Dalam KUH Perdata, force majeure diatur dalam Pasal 1244 dan Pasal 1245, dalam bagian mengenai ganti rugi karena force majeure merupakan alasan untuk dibebaskan dari kewajiban membayar ganti rugi.

Disarikan dari buku “Penjelasan Hukum tentang Keadaan Memaksa” oleh Rahmat S.S. Soemadipradja, hal. 99 dan 101 maka bisa dibilang peristiwa atau ruang lingkup force majeure yang tersirat dalam pasal-pasal tersebut meliputi tiga hal. Pertama peristiwa alam seperti banjir, tanah longsor, dan gempa bumi, kedua kebakaran, ketiga musnah atau hilangnya barang objek perjanjian.

Sementara subyek hukumnya yaitu semua manusia, termasuk janin, bayi dan orang yang sakit ingatan adalah subyek hukum. Karena subyek hukum terdiri dari pribadi kondrati yaitu manusia tanpa terkecuali, pribadi hukum yang bisa saja berupa keutuhan harta kekayaan seperti wakaf, bentuk susunan relasi seperti perseroan terbatas dan koperasi (badan hukum) dan tokoh yang dikorelasikan seperti pewaris dan ahli waris dalam hukum kewarisan. 

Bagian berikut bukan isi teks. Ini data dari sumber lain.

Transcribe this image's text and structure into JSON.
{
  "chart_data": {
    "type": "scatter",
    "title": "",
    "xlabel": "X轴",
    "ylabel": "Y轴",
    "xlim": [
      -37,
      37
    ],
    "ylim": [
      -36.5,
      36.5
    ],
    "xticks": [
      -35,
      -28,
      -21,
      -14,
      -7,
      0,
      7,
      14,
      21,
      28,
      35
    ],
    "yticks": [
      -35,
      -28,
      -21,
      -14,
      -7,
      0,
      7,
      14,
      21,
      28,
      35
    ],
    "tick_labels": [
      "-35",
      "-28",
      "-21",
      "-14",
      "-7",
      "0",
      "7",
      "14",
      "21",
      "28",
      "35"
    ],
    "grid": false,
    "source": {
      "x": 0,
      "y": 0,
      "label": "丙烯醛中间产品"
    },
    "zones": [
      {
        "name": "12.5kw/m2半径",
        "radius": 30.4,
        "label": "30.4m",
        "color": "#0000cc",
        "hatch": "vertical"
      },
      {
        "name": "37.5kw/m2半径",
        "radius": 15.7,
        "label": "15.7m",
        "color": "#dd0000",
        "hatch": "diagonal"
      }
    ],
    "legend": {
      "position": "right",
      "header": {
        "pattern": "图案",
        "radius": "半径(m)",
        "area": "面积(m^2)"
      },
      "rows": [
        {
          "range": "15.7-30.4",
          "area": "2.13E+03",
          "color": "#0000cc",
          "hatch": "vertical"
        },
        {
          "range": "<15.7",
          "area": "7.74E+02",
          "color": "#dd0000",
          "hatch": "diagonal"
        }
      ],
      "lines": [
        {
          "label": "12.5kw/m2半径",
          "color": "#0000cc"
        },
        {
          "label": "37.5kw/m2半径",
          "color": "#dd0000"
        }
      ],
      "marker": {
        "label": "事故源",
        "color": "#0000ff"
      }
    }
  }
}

Jadi, baik janin, bayi maupun orang sakit ingatan adalah termasuk subyek hukum tanpa kecuali. Contohnya dapat kita lihat pada Pasal 2 Kitab Undang-Undang Hukum Perdata yang mengatur mengenai janin yang masih dalam kandungan seorang perempuan, dianggap sebagai telah dilahirkan bilamana juga kepentingan si anak menghendakinya. Yang membedakan adalah janin di dalam kandungan, bayi dan orang sakit ingatan tidak dapat melakukan perbuatan hukum sendiri.